The keynote speaker is Rev. Danté R. Quick, PhD, senior pastor of First Baptist Church of Lincoln Gardens in Somerset, N.J. Quick is well known in the Bay Area, having served for more than 10 years as pastor of Friendship Missionary Baptist Church in Vallejo, CA.
Green The Church, founded in 2010 by Rev. Dr. Ambrose Carroll, Sr., and headquartered in Oakland, helps galvanize Black churches and their local communities and leaders to address issues critical to populations historically disengaged from conversations around pollution and health, climate change, and sustainability and energy efficiency.
The organization collaborates with major environmental, sustainability, food security, faith, and community-based non-profit organizations, and is committed to “creation justice”—care and justice for God’s people and the planet—and building the Beloved Community.
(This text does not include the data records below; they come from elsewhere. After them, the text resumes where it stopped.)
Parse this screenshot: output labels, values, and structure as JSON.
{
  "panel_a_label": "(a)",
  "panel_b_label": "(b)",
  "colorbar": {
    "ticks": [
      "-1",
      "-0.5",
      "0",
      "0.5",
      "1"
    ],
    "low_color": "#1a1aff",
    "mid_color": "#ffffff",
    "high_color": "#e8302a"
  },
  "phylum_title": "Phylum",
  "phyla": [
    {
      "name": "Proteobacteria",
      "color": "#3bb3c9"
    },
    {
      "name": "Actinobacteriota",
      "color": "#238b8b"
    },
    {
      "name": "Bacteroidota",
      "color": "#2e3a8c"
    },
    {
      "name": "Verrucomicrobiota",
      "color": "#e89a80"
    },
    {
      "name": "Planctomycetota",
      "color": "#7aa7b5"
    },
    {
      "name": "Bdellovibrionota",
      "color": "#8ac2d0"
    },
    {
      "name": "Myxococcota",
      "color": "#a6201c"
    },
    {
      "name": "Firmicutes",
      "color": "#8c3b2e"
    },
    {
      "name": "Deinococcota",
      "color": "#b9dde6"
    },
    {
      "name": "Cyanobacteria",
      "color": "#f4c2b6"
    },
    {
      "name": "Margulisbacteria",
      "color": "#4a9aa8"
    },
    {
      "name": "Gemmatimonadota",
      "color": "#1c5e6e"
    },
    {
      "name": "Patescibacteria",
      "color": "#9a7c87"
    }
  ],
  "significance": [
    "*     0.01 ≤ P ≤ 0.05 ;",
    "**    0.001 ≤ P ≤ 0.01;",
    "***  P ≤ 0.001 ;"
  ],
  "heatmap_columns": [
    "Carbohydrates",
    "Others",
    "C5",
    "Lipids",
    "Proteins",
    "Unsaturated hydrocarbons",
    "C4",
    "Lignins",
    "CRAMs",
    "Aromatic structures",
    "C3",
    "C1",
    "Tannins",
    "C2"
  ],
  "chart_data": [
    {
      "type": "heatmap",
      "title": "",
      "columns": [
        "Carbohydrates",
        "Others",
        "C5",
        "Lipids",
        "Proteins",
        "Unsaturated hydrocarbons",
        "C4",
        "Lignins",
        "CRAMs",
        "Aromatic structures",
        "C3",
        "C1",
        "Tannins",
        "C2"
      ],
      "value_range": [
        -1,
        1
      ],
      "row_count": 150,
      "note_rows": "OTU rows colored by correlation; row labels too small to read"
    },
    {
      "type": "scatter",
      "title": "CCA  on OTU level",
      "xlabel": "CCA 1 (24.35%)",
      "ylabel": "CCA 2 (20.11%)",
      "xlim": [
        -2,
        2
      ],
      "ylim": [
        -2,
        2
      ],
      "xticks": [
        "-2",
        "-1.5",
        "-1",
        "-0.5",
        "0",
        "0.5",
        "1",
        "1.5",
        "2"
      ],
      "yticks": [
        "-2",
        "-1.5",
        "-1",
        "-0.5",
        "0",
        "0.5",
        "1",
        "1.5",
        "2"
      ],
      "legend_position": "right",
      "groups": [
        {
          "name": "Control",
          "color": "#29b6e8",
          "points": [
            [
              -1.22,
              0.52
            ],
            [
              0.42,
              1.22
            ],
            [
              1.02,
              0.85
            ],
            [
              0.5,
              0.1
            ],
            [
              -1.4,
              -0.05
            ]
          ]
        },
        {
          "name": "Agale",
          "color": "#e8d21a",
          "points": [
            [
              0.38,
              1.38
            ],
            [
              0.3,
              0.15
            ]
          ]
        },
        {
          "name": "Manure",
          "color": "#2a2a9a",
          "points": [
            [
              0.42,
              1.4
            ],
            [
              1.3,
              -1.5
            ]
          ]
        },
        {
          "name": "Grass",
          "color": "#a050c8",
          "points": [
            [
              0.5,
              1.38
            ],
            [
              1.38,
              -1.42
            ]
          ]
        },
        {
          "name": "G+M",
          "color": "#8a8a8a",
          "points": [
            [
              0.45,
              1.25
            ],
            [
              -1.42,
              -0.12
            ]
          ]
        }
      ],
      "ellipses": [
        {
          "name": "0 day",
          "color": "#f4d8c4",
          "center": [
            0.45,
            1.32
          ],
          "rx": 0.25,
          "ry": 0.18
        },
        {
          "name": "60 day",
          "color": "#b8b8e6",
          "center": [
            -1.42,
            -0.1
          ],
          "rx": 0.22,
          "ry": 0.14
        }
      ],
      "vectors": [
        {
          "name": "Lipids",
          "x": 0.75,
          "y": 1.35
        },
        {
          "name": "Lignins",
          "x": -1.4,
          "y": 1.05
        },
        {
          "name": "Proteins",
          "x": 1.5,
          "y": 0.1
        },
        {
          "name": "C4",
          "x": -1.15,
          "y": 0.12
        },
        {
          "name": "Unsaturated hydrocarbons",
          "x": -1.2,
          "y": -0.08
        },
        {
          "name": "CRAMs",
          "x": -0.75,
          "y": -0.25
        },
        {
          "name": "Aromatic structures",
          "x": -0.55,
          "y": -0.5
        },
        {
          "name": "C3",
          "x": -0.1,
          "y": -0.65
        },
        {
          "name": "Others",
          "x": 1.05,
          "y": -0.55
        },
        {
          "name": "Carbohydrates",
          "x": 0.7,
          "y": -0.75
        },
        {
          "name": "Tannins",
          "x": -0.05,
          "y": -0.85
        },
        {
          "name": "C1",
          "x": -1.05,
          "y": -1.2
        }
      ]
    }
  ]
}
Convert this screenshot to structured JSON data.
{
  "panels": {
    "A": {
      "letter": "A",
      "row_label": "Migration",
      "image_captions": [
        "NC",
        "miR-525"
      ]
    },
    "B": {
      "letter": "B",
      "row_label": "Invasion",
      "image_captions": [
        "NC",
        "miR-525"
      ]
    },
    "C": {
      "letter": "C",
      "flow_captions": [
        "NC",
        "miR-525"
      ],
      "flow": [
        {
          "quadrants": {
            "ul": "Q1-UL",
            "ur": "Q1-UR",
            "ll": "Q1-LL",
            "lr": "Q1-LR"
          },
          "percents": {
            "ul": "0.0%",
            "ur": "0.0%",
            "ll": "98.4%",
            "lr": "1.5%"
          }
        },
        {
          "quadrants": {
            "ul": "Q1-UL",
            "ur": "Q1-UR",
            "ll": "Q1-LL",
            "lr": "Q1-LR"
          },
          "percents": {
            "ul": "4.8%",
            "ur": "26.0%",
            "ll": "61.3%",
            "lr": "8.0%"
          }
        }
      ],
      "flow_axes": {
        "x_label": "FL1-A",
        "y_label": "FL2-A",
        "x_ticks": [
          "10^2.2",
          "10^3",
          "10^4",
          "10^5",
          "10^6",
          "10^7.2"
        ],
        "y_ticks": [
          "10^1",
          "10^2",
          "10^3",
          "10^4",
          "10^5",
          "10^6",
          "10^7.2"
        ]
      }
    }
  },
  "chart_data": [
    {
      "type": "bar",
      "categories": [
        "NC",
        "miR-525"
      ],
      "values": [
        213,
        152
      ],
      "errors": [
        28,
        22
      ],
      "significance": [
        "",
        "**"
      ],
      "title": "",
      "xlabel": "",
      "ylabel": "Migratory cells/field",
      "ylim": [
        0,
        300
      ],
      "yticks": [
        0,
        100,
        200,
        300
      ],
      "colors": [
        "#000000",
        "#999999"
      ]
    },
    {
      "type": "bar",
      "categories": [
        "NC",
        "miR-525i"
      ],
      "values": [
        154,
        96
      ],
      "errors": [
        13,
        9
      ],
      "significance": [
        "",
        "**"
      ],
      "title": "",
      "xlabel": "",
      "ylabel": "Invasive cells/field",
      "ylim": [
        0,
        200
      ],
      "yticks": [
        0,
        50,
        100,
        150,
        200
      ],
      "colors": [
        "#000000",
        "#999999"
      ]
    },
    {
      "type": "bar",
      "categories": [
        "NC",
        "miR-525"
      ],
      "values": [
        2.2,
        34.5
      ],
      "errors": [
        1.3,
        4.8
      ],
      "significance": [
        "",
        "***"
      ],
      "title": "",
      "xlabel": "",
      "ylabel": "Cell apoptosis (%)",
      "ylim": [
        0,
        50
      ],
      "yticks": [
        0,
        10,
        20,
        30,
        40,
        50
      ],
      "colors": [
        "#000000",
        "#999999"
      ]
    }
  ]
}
Environmental justice has long been a pressing concern for communities of color who bear the brunt of pollution and ecological degradation. Climate change exacerbates these issues, disproportionately impacting vulnerable communities. Recognizing this urgency, Black churches across the country are taking action.
With deep roots in the African American community and its commitment to social justice, the Black Church has become an essential advocate for sustainable practices and policies.
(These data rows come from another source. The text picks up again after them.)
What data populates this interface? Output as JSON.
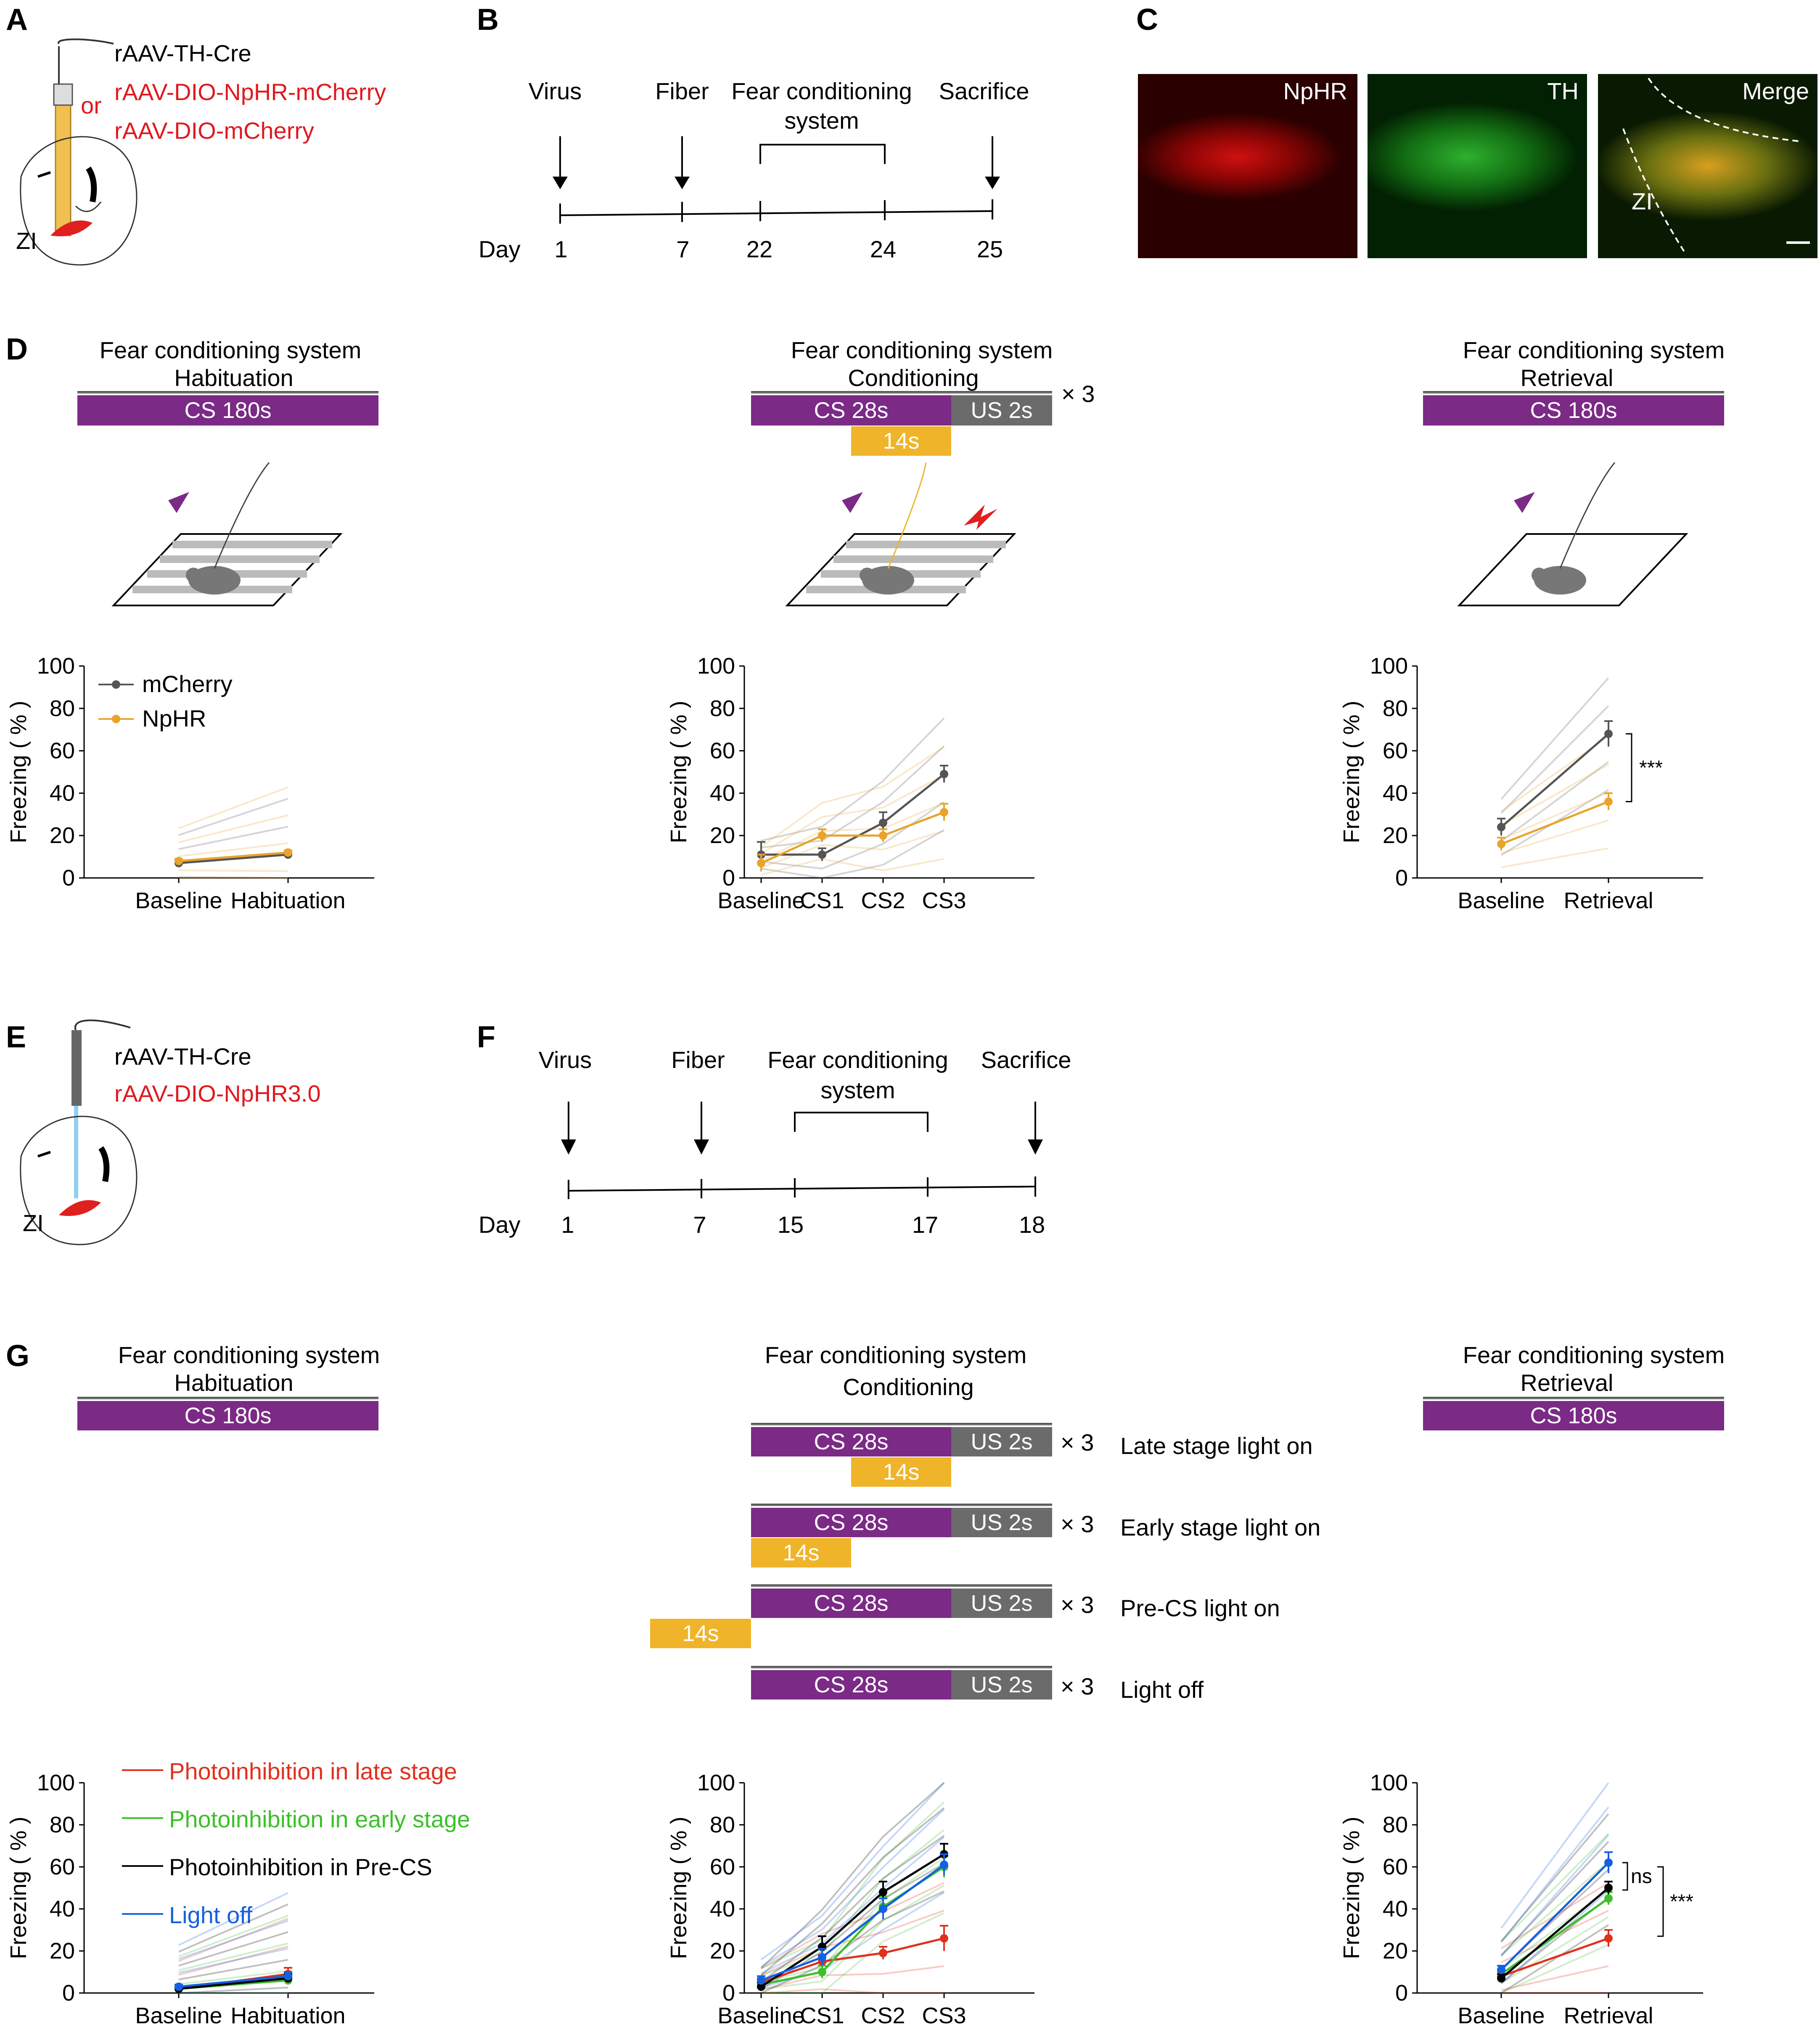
{
  "panels": {
    "A": "A",
    "B": "B",
    "C": "C",
    "D": "D",
    "E": "E",
    "F": "F",
    "G": "G"
  },
  "panelA": {
    "virus1": "rAAV-TH-Cre",
    "or": "or",
    "virus2": "rAAV-DIO-NpHR-mCherry",
    "virus3": "rAAV-DIO-mCherry",
    "region": "ZI"
  },
  "panelB": {
    "events": [
      "Virus",
      "Fiber",
      "Fear conditioning",
      "system",
      "Sacrifice"
    ],
    "day_label": "Day",
    "days": [
      "1",
      "7",
      "22",
      "24",
      "25"
    ]
  },
  "panelC": {
    "images": [
      "NpHR",
      "TH",
      "Merge"
    ],
    "region": "ZI",
    "colors": {
      "red": "#e81010",
      "green": "#1fa01f"
    }
  },
  "panelD": {
    "protocols": [
      {
        "title": "Fear conditioning system",
        "phase": "Habituation",
        "cs": "CS  180s"
      },
      {
        "title": "Fear conditioning system",
        "phase": "Conditioning",
        "cs": "CS  28s",
        "us": "US  2s",
        "light": "14s",
        "repeat": "× 3"
      },
      {
        "title": "Fear conditioning system",
        "phase": "Retrieval",
        "cs": "CS  180s"
      }
    ]
  },
  "panelE": {
    "virus1": "rAAV-TH-Cre",
    "virus2": "rAAV-DIO-NpHR3.0",
    "region": "ZI"
  },
  "panelF": {
    "events": [
      "Virus",
      "Fiber",
      "Fear conditioning",
      "system",
      "Sacrifice"
    ],
    "day_label": "Day",
    "days": [
      "1",
      "7",
      "15",
      "17",
      "18"
    ]
  },
  "panelG": {
    "habituation": {
      "title": "Fear conditioning system",
      "phase": "Habituation",
      "cs": "CS  180s"
    },
    "conditioning": {
      "title": "Fear conditioning system",
      "phase": "Conditioning"
    },
    "retrieval": {
      "title": "Fear conditioning system",
      "phase": "Retrieval",
      "cs": "CS  180s"
    },
    "rows": [
      {
        "cs": "CS  28s",
        "us": "US  2s",
        "light": "14s",
        "repeat": "× 3",
        "label": "Late stage light on"
      },
      {
        "cs": "CS  28s",
        "us": "US  2s",
        "light": "14s",
        "repeat": "× 3",
        "label": "Early stage light on"
      },
      {
        "cs": "CS  28s",
        "us": "US  2s",
        "light": "14s",
        "repeat": "× 3",
        "label": "Pre-CS  light on"
      },
      {
        "cs": "CS  28s",
        "us": "US  2s",
        "repeat": "× 3",
        "label": "Light off"
      }
    ],
    "legend": [
      {
        "name": "Photoinhibition in late stage",
        "color": "#e0301c"
      },
      {
        "name": "Photoinhibition in early stage",
        "color": "#3cc02a"
      },
      {
        "name": "Photoinhibition in Pre-CS",
        "color": "#000000"
      },
      {
        "name": "Light off",
        "color": "#1560e0"
      }
    ]
  },
  "chart_data": [
    {
      "id": "D1",
      "type": "line",
      "ylabel": "Freezing ( % )",
      "ylim": [
        0,
        100
      ],
      "yticks": [
        "0",
        "20",
        "40",
        "60",
        "80",
        "100"
      ],
      "categories": [
        "Baseline",
        "Habituation"
      ],
      "legend": [
        "mCherry",
        "NpHR"
      ],
      "series": [
        {
          "name": "mCherry",
          "color": "#555555",
          "values": [
            7,
            11
          ],
          "err": [
            1,
            1
          ]
        },
        {
          "name": "NpHR",
          "color": "#e8a42a",
          "values": [
            8,
            12
          ],
          "err": [
            1,
            1
          ]
        }
      ]
    },
    {
      "id": "D2",
      "type": "line",
      "ylabel": "Freezing ( % )",
      "ylim": [
        0,
        100
      ],
      "yticks": [
        "0",
        "20",
        "40",
        "60",
        "80",
        "100"
      ],
      "categories": [
        "Baseline",
        "CS1",
        "CS2",
        "CS3"
      ],
      "series": [
        {
          "name": "mCherry",
          "color": "#555555",
          "values": [
            11,
            11,
            26,
            49
          ],
          "err": [
            6,
            3,
            5,
            4
          ]
        },
        {
          "name": "NpHR",
          "color": "#e8a42a",
          "values": [
            7,
            20,
            20,
            31
          ],
          "err": [
            4,
            3,
            3,
            4
          ]
        }
      ]
    },
    {
      "id": "D3",
      "type": "line",
      "ylabel": "Freezing ( % )",
      "ylim": [
        0,
        100
      ],
      "yticks": [
        "0",
        "20",
        "40",
        "60",
        "80",
        "100"
      ],
      "categories": [
        "Baseline",
        "Retrieval"
      ],
      "significance": "***",
      "series": [
        {
          "name": "mCherry",
          "color": "#555555",
          "values": [
            24,
            68
          ],
          "err": [
            4,
            6
          ]
        },
        {
          "name": "NpHR",
          "color": "#e8a42a",
          "values": [
            16,
            36
          ],
          "err": [
            3,
            4
          ]
        }
      ]
    },
    {
      "id": "G1",
      "type": "line",
      "ylabel": "Freezing ( % )",
      "ylim": [
        0,
        100
      ],
      "yticks": [
        "0",
        "20",
        "40",
        "60",
        "80",
        "100"
      ],
      "categories": [
        "Baseline",
        "Habituation"
      ],
      "series": [
        {
          "name": "Photoinhibition in late stage",
          "color": "#e0301c",
          "values": [
            2,
            9
          ],
          "err": [
            1,
            3
          ]
        },
        {
          "name": "Photoinhibition in early stage",
          "color": "#3cc02a",
          "values": [
            2,
            6
          ],
          "err": [
            1,
            2
          ]
        },
        {
          "name": "Photoinhibition in Pre-CS",
          "color": "#000000",
          "values": [
            2,
            7
          ],
          "err": [
            1,
            2
          ]
        },
        {
          "name": "Light off",
          "color": "#1560e0",
          "values": [
            3,
            8
          ],
          "err": [
            1,
            2
          ]
        }
      ]
    },
    {
      "id": "G2",
      "type": "line",
      "ylabel": "Freezing ( % )",
      "ylim": [
        0,
        100
      ],
      "yticks": [
        "0",
        "20",
        "40",
        "60",
        "80",
        "100"
      ],
      "categories": [
        "Baseline",
        "CS1",
        "CS2",
        "CS3"
      ],
      "series": [
        {
          "name": "Photoinhibition in late stage",
          "color": "#e0301c",
          "values": [
            5,
            15,
            19,
            26
          ],
          "err": [
            2,
            3,
            3,
            6
          ]
        },
        {
          "name": "Photoinhibition in early stage",
          "color": "#3cc02a",
          "values": [
            4,
            10,
            41,
            60
          ],
          "err": [
            2,
            3,
            5,
            5
          ]
        },
        {
          "name": "Photoinhibition in Pre-CS",
          "color": "#000000",
          "values": [
            3,
            22,
            48,
            66
          ],
          "err": [
            2,
            5,
            5,
            5
          ]
        },
        {
          "name": "Light off",
          "color": "#1560e0",
          "values": [
            6,
            17,
            40,
            61
          ],
          "err": [
            2,
            4,
            5,
            5
          ]
        }
      ]
    },
    {
      "id": "G3",
      "type": "line",
      "ylabel": "Freezing ( % )",
      "ylim": [
        0,
        100
      ],
      "yticks": [
        "0",
        "20",
        "40",
        "60",
        "80",
        "100"
      ],
      "categories": [
        "Baseline",
        "Retrieval"
      ],
      "significance": [
        "ns",
        "***"
      ],
      "series": [
        {
          "name": "Photoinhibition in late stage",
          "color": "#e0301c",
          "values": [
            8,
            26
          ],
          "err": [
            2,
            4
          ]
        },
        {
          "name": "Photoinhibition in early stage",
          "color": "#3cc02a",
          "values": [
            9,
            45
          ],
          "err": [
            2,
            3
          ]
        },
        {
          "name": "Photoinhibition in Pre-CS",
          "color": "#000000",
          "values": [
            7,
            50
          ],
          "err": [
            2,
            3
          ]
        },
        {
          "name": "Light off",
          "color": "#1560e0",
          "values": [
            11,
            62
          ],
          "err": [
            2,
            5
          ]
        }
      ]
    }
  ]
}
Over the past 14 years, in a powerful collaboration with significant environmental, sustainability, food security, faith, and community-based non-profit organizations, GTC has created a cadre of Black churches engaging in the environmental justice, climate, and sustainability movement.
GTC presently works with more than 1,000 pastors and congregations across the U.S., and groups in the Bahamas, Ghana, Nigeria, and the UK, showing that we can make a difference together.
The partnership between environmental justice advocates and the Black Church extends beyond individual congregations. Green The Church provides resources and support for faith communities seeking to address climate change and promote environmental justice.
Through collaboration, initiatives such as energy efficiency programs, solar installations, and environmental education have been implemented in Black churches nationwide. These efforts reduce the carbon footprint and save money on energy bills, benefiting the congregations and their communities.
The involvement of the Black Church in the fight against climate change is not just a participation, it’s a powerful message that galvanizes action across communities.
By integrating environmental justice into their ministry, Black churches are demonstrating that addressing climate change is not only a matter of science but also of social and moral responsibility, inspiring change at a grassroots level.